La Folie, vrai thème du Quichotte, mais présent aussi dans la poésie amoureuse, pointe pour la première fois dans le flamenco No piense menguilla, puis les Folías de España instrumentales. Et franchement, quand le percussionniste Pau Ballester ne manie pas les castagnettes ou le tambourin mais son grand tambour, qu’il s’y appuie de façon à ce que son nez soit couché sur le cadre, alors que son regard est absent, absorbé par la musique, qui ne le penserait pas directement sorti d’un tableau de Jérôme Bosch ? C’est la chanson d’Henry du Bailly, Yo soy la locura, qui emblématise le sujet, et si le tambour a du mal ici à retenir la guitare et la viole de gambe qui s’échappent un peu de la discipline rythmique, mettons-le sur le compte de la folie, qui s’est visiblement emparée de cordes.
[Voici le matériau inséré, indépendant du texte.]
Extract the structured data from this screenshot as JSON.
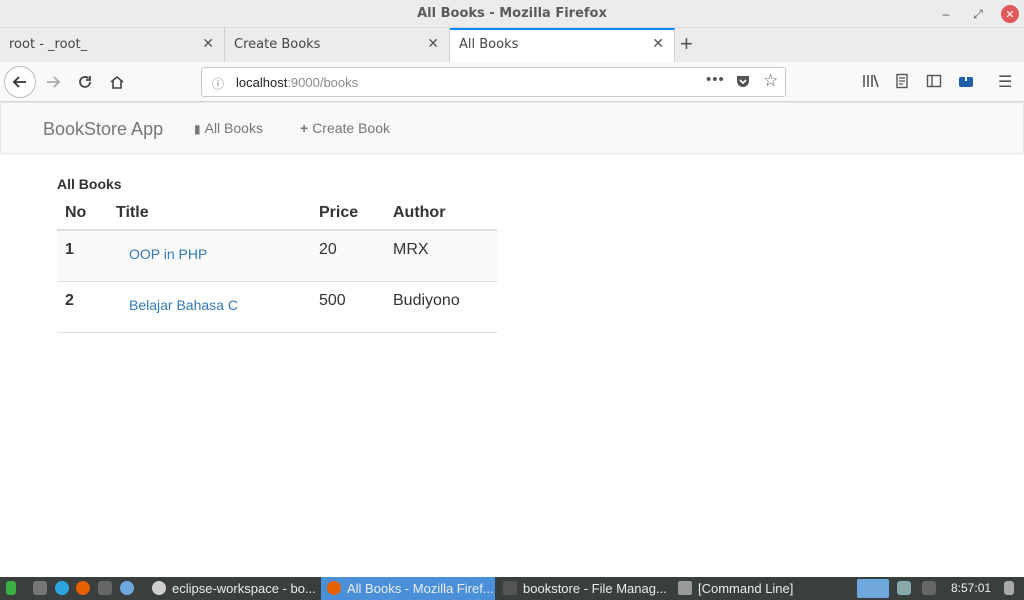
{
  "window": {
    "title": "All Books - Mozilla Firefox"
  },
  "tabs": [
    {
      "label": "root - _root_"
    },
    {
      "label": "Create Books"
    },
    {
      "label": "All Books"
    }
  ],
  "urlbar": {
    "host": "localhost",
    "path": ":9000/books"
  },
  "app": {
    "brand": "BookStore App",
    "nav": [
      {
        "label": "All Books",
        "icon": "book-icon"
      },
      {
        "label": "Create Book",
        "icon": "plus-icon"
      }
    ]
  },
  "page": {
    "heading": "All Books",
    "columns": [
      "No",
      "Title",
      "Price",
      "Author"
    ],
    "rows": [
      {
        "no": "1",
        "title": "OOP in PHP",
        "price": "20",
        "author": "MRX"
      },
      {
        "no": "2",
        "title": "Belajar Bahasa C",
        "price": "500",
        "author": "Budiyono"
      }
    ]
  },
  "taskbar": {
    "tasks": [
      {
        "label": "eclipse-workspace - bo..."
      },
      {
        "label": "All Books - Mozilla Firef..."
      },
      {
        "label": "bookstore - File Manag..."
      },
      {
        "label": "[Command Line]"
      }
    ],
    "clock": "8:57:01"
  },
  "colors": {
    "accent": "#0a84ff",
    "link": "#337ab7",
    "taskbar": "#393f3f",
    "active_task": "#4a90d9"
  }
}
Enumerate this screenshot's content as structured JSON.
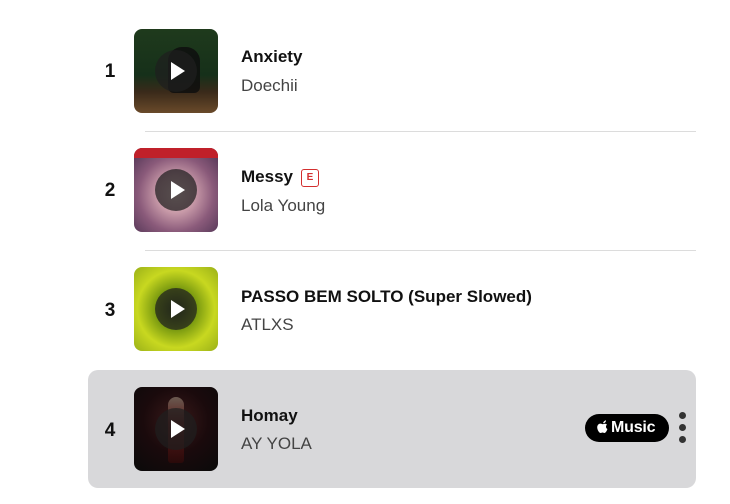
{
  "tracks": [
    {
      "rank": "1",
      "title": "Anxiety",
      "artist": "Doechii",
      "explicit": false
    },
    {
      "rank": "2",
      "title": "Messy",
      "artist": "Lola Young",
      "explicit": true,
      "explicit_label": "E"
    },
    {
      "rank": "3",
      "title": "PASSO BEM SOLTO (Super Slowed)",
      "artist": "ATLXS",
      "explicit": false
    },
    {
      "rank": "4",
      "title": "Homay",
      "artist": "AY YOLA",
      "explicit": false
    }
  ],
  "apple_music_badge": {
    "label": "Music"
  },
  "icons": {
    "play": "play-icon",
    "apple": "apple-icon",
    "more": "more-vertical-icon"
  },
  "colors": {
    "highlight_row": "#d8d8da",
    "explicit_badge": "#d32f2f",
    "badge_bg": "#000000"
  }
}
Cela étant dit, peut-être les Ministrers gagneraient un tantinet en cohérence de leur jeu vraiment succulent si leur direction était plus affirmée. Carles Magraner n’est-il pas un peu trop penché sur sa partition et occupé par son jeu (sa viole de gambe, très lyrique, étant sujette aux dérèglements harmoniques), perdant ainsi de vue l’ensemble ? Ou est-ce la disposition spatiale qui risque parfois de faire perdre un tout petit peu la connexion aux instrumentistes ? Mais le soprano volubile de Della Agúndez transcende ces problèmes, que sa présence scénique rend également mineurs : pouvoir magique de la voix dans ce répertoire faisant appel à la technicité autant qu’à l’interprétation.